Other new faces in the statehouses:

sbILLINOIS. Statewide races are usually tests between Democratic Chicago and Republican downstate Illinois, but this year the G.O.P. had a contender who could hold his own in the city: Cook County Board President Richard Ogilvie, 45, who won his current position and a previous term as Cook County Sheriff in Mayor Daley's Democratic fiefdom. A World War II tank commander, whose facial injuries left him with a masklike expression, Ogilvie earned fame as a Mafia-busting U.S. special investigator, a fact that helped him win against the hard law-and-order line of Democratic Incumbent Governor Samuel Shapiro.

sbINDIANA. Republican Edgar D. Whitcomb, 50, is a trim (6 ft., 180 Ibs.) George Romney look-alike whose wife Pat is widely regarded as the prettiest woman on the Indiana political scene. A bomber navigator in World War II, Whitcomb was captured by the Japanese, later wrote a book called Escape from Corregidor, which he distributed by the thousands during his campaign. In his race against Lieutenant Governor Robert L. Rock, the Democratic nominee, conservative Whitcomb promised to veto any rise in state taxes, even though the Indiana treasury is bare.

sbIOWA. A spring storm last April nearly ended Robert D. Ray's political career when a twin-engined private plane in which he was a passenger crashed in an Iowa field. Ray's ankle was shattered in the accident, and the 40-year-old Republican moderate still limps. But his campaign did not. The one-time state G.O.P. chairman moved handily into the spot that existing Governor Harold Hughes had hoped to reserve for the Democratic candidate, State Treasurer Paul Franzenburg.

sbTEXAS. Horn-rimmed glasses and a jaunty Stetson are the trademarks of Conservative Democrat Preston D. Smith, 56. The horn rims belong to the real estate entrepreneur and 18-year veteran of public office who had to work his way through high school at such jobs as picking cotton and pumping gas. The Stetsoned Smith is the campaigning frontiersman who flew to 249 of Texas' 254 counties to shake hands and exude confidence. Horn rims or hat, there was more than enough Smith to defeat Republican Paul W. Eggers.

sbVERMONT. After three terms of liberal leadership under Philip H. Hoff, the only Democratic Governor since 1854, Vermont is back in the Republican column. Leading the restoration is moderate, business-minded Republican Deane C. Davis, 68, chairman of the board of the National Life Insurance Co. of Montpelier. Tweedy, sports-jacketed Davis beat Democratic Lieutenant Governor John J. Daley by bouncing around the state in a bus and offering Vermonters a brand of enlightened fiscal responsibility that included increased spending and higher taxes if needed.
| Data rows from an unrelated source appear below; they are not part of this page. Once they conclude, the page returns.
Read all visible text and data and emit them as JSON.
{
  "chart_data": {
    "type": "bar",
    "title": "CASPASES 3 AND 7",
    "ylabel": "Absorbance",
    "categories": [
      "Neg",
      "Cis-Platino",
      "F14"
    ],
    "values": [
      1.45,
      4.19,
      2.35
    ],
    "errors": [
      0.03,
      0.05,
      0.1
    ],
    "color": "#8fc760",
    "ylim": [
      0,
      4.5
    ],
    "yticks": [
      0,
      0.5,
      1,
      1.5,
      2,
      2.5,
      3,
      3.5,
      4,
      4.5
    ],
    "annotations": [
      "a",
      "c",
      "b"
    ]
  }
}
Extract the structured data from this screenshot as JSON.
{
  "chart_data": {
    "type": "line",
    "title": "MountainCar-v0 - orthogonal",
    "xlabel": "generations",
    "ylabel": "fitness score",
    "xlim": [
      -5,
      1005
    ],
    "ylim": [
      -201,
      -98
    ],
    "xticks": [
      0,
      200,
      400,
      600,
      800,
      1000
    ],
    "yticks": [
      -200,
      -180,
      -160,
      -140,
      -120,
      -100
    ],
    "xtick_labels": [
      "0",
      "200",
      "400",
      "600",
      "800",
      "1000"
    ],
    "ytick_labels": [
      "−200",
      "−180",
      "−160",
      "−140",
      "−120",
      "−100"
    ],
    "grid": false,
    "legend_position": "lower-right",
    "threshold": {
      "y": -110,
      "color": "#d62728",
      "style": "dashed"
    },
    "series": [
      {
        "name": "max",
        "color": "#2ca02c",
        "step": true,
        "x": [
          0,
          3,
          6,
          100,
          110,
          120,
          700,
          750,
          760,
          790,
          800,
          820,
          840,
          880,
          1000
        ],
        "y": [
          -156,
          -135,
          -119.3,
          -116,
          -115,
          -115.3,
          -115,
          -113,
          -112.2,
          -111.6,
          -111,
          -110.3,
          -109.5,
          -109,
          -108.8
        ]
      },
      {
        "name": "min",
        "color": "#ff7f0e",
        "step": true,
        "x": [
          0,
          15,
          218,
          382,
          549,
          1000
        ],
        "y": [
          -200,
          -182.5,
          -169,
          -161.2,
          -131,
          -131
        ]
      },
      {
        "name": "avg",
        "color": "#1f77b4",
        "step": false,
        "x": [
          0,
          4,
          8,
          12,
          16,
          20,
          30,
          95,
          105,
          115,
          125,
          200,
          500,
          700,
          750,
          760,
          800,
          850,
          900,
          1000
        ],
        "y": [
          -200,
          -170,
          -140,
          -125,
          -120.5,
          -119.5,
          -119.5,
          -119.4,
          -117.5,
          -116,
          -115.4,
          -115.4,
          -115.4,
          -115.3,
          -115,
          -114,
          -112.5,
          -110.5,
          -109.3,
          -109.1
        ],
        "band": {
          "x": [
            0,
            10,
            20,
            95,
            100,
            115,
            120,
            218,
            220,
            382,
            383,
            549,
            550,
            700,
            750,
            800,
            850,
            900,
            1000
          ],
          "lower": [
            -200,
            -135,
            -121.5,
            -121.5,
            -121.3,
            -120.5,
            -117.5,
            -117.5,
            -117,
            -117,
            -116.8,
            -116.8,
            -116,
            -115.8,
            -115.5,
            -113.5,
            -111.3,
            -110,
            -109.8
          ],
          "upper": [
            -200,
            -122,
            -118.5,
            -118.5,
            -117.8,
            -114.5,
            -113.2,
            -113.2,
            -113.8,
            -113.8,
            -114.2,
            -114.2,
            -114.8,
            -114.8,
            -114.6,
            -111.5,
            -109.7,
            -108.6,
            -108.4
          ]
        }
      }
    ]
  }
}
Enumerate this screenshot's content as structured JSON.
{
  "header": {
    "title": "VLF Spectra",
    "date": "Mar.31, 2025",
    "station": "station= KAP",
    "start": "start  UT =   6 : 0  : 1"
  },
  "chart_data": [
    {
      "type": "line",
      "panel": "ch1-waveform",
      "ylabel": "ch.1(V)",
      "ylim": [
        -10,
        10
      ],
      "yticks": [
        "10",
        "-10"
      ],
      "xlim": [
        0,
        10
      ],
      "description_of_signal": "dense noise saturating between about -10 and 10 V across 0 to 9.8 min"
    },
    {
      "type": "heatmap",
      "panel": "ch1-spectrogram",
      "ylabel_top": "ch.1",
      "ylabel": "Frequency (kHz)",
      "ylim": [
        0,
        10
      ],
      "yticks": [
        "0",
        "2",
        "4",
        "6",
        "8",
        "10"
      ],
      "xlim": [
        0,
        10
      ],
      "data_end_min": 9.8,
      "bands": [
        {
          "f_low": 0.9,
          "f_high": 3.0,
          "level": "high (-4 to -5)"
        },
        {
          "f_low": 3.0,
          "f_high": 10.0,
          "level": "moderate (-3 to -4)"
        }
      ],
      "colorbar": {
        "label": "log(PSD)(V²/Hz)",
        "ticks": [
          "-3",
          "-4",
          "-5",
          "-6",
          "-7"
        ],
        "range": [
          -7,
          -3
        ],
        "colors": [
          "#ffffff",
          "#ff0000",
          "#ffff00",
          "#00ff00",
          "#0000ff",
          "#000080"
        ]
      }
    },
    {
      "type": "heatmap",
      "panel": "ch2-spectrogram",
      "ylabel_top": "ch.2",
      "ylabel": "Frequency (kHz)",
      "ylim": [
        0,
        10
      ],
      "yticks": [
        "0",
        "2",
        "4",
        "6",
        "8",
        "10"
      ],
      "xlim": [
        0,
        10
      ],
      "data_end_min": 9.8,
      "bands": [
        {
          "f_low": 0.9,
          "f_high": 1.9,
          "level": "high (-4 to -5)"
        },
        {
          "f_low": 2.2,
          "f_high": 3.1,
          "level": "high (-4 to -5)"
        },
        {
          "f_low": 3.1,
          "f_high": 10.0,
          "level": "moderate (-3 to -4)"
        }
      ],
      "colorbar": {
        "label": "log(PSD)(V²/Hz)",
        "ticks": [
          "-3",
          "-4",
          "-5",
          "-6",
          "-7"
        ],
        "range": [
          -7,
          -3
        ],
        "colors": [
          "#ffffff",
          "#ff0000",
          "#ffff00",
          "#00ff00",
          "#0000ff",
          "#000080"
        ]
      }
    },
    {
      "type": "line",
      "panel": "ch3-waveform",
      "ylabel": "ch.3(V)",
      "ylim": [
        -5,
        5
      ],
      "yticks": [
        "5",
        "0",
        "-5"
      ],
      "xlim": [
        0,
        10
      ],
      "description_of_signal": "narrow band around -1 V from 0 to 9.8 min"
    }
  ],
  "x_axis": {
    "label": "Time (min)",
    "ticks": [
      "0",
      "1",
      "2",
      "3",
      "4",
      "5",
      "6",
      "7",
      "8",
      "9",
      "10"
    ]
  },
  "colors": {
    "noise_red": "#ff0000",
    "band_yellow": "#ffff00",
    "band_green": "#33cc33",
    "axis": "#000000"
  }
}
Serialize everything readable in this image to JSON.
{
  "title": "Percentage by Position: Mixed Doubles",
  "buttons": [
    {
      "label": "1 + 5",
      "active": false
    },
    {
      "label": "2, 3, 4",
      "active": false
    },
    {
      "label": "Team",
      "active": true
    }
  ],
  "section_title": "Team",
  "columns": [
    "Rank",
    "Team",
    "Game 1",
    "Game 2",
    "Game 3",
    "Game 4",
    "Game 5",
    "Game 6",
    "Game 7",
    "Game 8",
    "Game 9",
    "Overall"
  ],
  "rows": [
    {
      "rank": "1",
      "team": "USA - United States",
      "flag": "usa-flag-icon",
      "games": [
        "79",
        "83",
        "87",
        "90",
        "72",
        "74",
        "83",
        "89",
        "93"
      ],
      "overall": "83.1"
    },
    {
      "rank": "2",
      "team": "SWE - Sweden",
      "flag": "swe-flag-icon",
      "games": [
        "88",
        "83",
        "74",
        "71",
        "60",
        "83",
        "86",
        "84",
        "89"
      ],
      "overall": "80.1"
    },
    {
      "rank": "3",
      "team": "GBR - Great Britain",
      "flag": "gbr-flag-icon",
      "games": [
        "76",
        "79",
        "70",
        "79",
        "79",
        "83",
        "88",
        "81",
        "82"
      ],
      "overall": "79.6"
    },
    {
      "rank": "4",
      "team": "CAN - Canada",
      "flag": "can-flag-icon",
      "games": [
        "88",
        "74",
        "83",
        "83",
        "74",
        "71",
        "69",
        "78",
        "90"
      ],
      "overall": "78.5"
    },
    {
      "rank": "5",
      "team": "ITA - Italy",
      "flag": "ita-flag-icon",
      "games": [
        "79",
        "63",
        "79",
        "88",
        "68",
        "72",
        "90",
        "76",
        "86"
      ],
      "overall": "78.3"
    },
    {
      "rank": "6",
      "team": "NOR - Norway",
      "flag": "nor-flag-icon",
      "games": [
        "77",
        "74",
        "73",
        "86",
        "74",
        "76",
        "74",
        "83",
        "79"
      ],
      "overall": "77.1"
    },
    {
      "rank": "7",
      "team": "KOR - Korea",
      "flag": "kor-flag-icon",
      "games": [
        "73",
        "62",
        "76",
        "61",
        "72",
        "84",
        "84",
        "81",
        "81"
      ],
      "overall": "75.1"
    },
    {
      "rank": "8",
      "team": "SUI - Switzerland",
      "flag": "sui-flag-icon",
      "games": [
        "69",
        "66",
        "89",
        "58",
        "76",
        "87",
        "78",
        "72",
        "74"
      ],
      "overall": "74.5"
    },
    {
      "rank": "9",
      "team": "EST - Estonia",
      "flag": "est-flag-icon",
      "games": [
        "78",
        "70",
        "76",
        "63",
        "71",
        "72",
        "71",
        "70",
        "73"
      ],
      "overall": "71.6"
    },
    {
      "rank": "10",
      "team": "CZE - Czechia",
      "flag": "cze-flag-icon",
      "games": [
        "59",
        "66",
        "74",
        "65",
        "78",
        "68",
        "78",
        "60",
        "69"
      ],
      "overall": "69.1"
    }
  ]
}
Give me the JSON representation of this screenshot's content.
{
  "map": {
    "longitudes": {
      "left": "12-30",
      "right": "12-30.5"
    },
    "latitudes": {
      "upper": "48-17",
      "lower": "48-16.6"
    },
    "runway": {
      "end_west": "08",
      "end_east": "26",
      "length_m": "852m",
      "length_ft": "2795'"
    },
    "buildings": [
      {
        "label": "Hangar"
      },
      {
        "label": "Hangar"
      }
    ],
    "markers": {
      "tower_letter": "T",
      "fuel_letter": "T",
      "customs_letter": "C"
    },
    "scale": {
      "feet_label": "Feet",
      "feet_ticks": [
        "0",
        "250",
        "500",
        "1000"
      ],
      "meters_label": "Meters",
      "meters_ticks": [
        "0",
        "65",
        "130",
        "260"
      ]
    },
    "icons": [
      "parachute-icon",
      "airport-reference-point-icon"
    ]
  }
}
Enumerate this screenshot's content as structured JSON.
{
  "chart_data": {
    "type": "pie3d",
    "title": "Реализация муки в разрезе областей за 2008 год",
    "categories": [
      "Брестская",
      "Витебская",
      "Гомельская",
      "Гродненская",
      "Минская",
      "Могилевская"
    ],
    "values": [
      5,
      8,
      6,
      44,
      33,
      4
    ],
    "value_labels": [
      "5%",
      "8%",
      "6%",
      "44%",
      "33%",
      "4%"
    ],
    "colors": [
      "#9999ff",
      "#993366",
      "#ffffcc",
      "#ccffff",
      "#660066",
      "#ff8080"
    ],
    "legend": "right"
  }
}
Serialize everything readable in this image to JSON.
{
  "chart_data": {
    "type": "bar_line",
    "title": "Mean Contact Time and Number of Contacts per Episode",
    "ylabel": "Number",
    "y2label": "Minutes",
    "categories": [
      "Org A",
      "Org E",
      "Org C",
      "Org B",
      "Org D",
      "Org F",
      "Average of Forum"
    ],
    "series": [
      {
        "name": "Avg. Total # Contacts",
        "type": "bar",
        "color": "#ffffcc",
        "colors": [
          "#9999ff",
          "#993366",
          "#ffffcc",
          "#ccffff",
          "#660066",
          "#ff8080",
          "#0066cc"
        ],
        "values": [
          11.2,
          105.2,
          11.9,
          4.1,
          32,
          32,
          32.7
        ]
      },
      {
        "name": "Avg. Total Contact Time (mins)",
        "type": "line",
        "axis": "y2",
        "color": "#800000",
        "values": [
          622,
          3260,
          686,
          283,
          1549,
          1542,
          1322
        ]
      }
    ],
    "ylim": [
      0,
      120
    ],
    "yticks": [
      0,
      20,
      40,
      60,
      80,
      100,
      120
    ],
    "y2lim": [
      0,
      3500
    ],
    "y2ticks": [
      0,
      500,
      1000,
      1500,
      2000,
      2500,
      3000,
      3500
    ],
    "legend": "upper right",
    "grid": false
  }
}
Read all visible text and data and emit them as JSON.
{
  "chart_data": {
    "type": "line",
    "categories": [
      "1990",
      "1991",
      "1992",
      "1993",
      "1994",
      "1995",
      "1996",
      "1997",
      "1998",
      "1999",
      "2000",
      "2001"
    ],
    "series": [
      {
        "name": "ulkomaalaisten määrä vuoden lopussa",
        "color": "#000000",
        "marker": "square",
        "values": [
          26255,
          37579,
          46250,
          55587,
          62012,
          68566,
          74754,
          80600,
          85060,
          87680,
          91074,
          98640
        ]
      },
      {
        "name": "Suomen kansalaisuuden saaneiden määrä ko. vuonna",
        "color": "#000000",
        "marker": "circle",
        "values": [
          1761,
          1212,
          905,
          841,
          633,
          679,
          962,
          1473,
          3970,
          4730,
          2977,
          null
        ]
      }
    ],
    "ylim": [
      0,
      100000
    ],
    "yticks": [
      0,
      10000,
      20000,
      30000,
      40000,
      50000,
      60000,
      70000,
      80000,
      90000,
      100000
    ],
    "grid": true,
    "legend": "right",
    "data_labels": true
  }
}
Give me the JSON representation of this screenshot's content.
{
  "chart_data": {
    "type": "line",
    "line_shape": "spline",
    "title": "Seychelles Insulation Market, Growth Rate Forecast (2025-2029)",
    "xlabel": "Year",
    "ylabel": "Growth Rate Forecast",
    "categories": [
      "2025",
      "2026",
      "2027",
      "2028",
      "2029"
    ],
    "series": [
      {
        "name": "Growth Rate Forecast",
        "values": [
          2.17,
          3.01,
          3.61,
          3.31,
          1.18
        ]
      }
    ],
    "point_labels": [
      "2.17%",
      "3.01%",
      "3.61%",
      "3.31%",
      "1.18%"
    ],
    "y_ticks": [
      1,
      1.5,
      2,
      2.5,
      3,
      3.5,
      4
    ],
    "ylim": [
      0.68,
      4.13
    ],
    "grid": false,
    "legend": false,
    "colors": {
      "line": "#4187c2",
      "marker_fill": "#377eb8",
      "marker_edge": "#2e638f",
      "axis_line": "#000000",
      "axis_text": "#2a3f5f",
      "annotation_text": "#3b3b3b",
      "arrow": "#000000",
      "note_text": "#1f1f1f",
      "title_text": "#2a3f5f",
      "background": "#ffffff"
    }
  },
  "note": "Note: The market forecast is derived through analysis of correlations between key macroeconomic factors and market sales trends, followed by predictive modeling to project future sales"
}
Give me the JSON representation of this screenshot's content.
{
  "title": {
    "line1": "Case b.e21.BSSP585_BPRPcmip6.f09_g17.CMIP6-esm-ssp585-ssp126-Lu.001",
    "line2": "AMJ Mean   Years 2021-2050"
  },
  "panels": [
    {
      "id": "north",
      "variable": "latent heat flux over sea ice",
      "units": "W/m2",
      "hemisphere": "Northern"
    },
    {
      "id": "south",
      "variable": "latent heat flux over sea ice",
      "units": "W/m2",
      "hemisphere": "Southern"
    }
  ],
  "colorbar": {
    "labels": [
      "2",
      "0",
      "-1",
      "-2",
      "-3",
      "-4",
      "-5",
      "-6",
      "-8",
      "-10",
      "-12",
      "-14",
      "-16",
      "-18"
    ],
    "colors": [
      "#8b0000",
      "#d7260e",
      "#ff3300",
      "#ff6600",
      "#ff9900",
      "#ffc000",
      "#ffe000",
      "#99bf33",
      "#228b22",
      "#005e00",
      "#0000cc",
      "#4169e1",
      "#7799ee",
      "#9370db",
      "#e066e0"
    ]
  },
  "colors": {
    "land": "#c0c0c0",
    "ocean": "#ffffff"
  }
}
sbWEST VIRGINIA. A campaign helicopter crash two days before the election sent Republican Arch A. Moore Jr., 45, to the hospital. But Moore, who as a World War II infantry sergeant took a machine-gun bullet through the face and jaw, survived with two broken ribs. By the time the campaign was over, it seemed nastier than the crash. Republican charges of Democratic corruption were answered by a libel suit, but Moore was the final winner over former State Democratic Chairman James M. Sprouse.